Anda di halaman 1dari 5

Mosaik 17

John Brandon

Hanya ada beberapa pengunjung yang terlihat menempati meja makan di


Thai Pavilion saat YSEALI fellows tiba di sana. Restoran tersebut memiliki dining
room yang cukup luas, walaupun dari luar tampak sederhana. Sesuai dengan
namanya, restoran ini didekor dengan hiasan yang menonjolkan budaya
Thailand, mulai dari hiasan dinding, perlatan memasak, dan perlengkapan
makannya.
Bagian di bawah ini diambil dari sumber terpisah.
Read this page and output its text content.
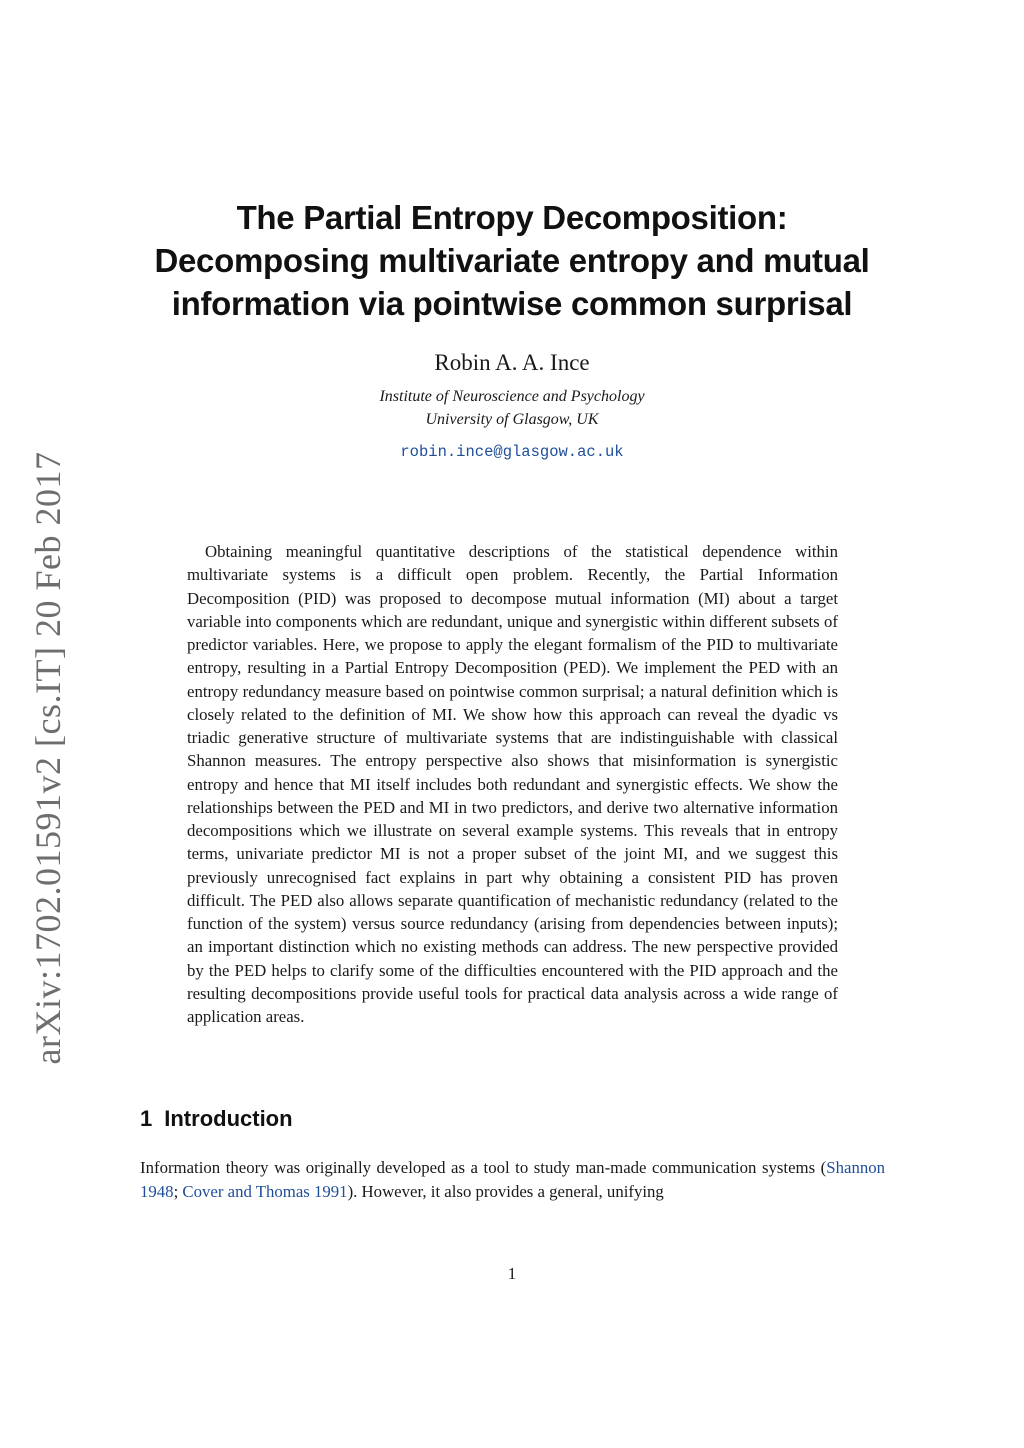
arXiv:1702.01591v2 [cs.IT] 20 Feb 2017
The Partial Entropy Decomposition:
Decomposing multivariate entropy and mutual
information via pointwise common surprisal
Robin A. A. Ince
Institute of Neuroscience and Psychology
University of Glasgow, UK
robin.ince@glasgow.ac.uk

Obtaining meaningful quantitative descriptions of the statistical dependence within multivariate systems is a difficult open problem. Recently, the Partial Information Decomposition (PID) was proposed to decompose mutual information (MI) about a target variable into components which are redundant, unique and synergistic within different subsets of predictor variables. Here, we propose to apply the elegant formalism of the PID to multivariate entropy, resulting in a Partial Entropy Decomposition (PED). We implement the PED with an entropy redundancy measure based on pointwise common surprisal; a natural definition which is closely related to the definition of MI. We show how this approach can reveal the dyadic vs triadic generative structure of multivariate systems that are indistinguishable with classical Shannon measures. The entropy perspective also shows that misinformation is synergistic entropy and hence that MI itself includes both redundant and synergistic effects. We show the relationships between the PED and MI in two predictors, and derive two alternative information decompositions which we illustrate on several example systems. This reveals that in entropy terms, univariate predictor MI is not a proper subset of the joint MI, and we suggest this previously unrecognised fact explains in part why obtaining a consistent PID has proven difficult. The PED also allows separate quantification of mechanistic redundancy (related to the function of the system) versus source redundancy (arising from dependencies between inputs); an important distinction which no existing methods can address. The new perspective provided by the PED helps to clarify some of the difficulties encountered with the PID approach and the resulting decompositions provide useful tools for practical data analysis across a wide range of application areas.

1 Introduction

Information theory was originally developed as a tool to study man-made communication systems (Shannon 1948; Cover and Thomas 1991). However, it also provides a general, unifying

1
Menunya dipenuhi oleh beraneka macam kuliner Negeri Seribu
Pagoda itu—Thai tea yang sangat populer sejagat raya, Tom Yam, Khao khluk
kapi alias nasi goreng terasi, Pad Thai, sate, dan makanan lainnya yang aku tidak
begitu tertarik sehingga gampang melupakan namanya. Semuanya sudah
dipastikan berlabel no pork meskipun tidak 100% halal. Aku, Novi, Smith, dan
Malia bisa makan apa saja tanpa perlu khawatir akan kehalalan masakannya.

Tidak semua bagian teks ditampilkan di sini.